Murphy USA Reacts to FDA’s Low-Nicotine Stance

Executives hopeful agency’s new direction will play out in a ‘thoughtful way’

EL DORADO, Ark. -- With the Food and Drug Administration (FDA) pushing for a new, low-nicotine direction for tobacco products in the United States, executives with retailer Murphy USA Inc. recently chimed in, saying they expect the process will be a long-term one and play out in a “thoughtful way.”

Speaking during an Aug. 3 investor call, Donnie Smith, vice president and controller for El Dorado, Ark.-based Murphy USA, expressed confidence that the FDA would follow through on its promised review of “real science and understanding the unintended consequences of any regulation.”

Smith also said the FDA’s newfound recognition of a “risk continuum” is helpful, in that the agency now seems more amenable to the idea of moving people from combustible cigarettes to less harmful devices such as electronic cigarettes and other vaping products. Such a perspective is a positive step, “as you think about new products and the innovation that has been developed either here in the U.S. around the vapor products, or if you think about the heat-not-burn products and non-U.S. markets that are coming in,” Smith said.

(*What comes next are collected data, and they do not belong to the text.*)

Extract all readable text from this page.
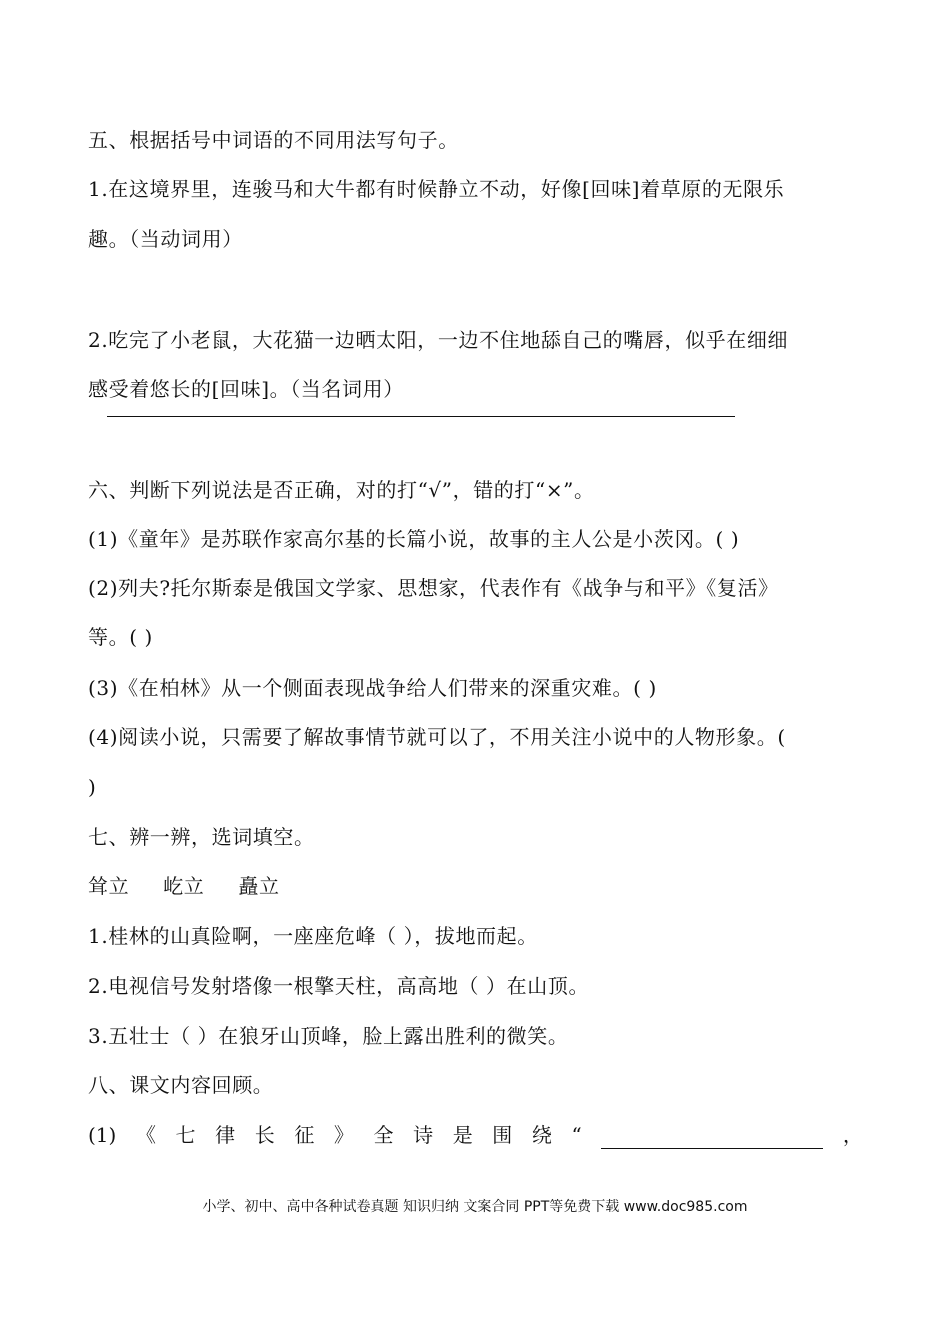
五、根据括号中词语的不同用法写句子。
1.在这境界里，连骏马和大牛都有时候静立不动，好像[回味]着草原的无限乐
趣。（当动词用）
2.吃完了小老鼠，大花猫一边晒太阳，一边不住地舔自己的嘴唇，似乎在细细
感受着悠长的[回味]。（当名词用）
六、判断下列说法是否正确，对的打“√”，错的打“×”。
(1)《童年》是苏联作家高尔基的长篇小说，故事的主人公是小茨冈。( )
(2)列夫?托尔斯泰是俄国文学家、思想家，代表作有《战争与和平》《复活》
等。( )
(3)《在柏林》从一个侧面表现战争给人们带来的深重灾难。( )
(4)阅读小说，只需要了解故事情节就可以了，不用关注小说中的人物形象。(
)
七、辨一辨，选词填空。
耸立 屹立 矗立
1.桂林的山真险啊，一座座危峰（ ），拔地而起。
2.电视信号发射塔像一根擎天柱，高高地（ ）在山顶。
3.五壮士（ ）在狼牙山顶峰，脸上露出胜利的微笑。
八、课文内容回顾。
(1) 《 七 律 长 征 》 全 诗 是 围 绕 “	，
小学、初中、高中各种试卷真题 知识归纳 文案合同 PPT等免费下载 www.doc985.com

Working with manufacturers, retailers like Murphy are “well positioned to participate in the new products, their introduction and work in the context of the regulations as they get developed and modified over time,” Smith said.

Nothing in the FDA’s July 28 announcement gave Murphy executives pause, Smith said.

Here are a few insights Murphy gave on the recent performance of its tobacco category:

  • Murphy’s newer, larger stores start with a bigger mix of merchandise and higher nontobacco sales than that of established kiosk locations, and then ramp up over time. For its newer stores, tobacco, a category that has essentially the same offer across all the chain’s formats, starts off lower than well-established kiosks but catches up in 12 to 18 months.
  • Tobacco margins were up 2.6% on a same-store-sales basis but down 0.3% on an average per-store, per-month basis.
  • On the merchandise side, Murphy continues to see competitive pressure on cigarettes and the traffic associated with fuel, which has seen pressure from competitors in key regions building new stores or renovating old ones.

El Dorado, Ark.-based Murphy USA is a retailer of gasoline and convenience-store merchandise with more than 1,400 locations in 26 states, primarily in the Southwest, Southeast and Midwest. Murphy USA was ranked No. 5 in CSP's 2017 Top 202 list of the largest c-store chains in the United States.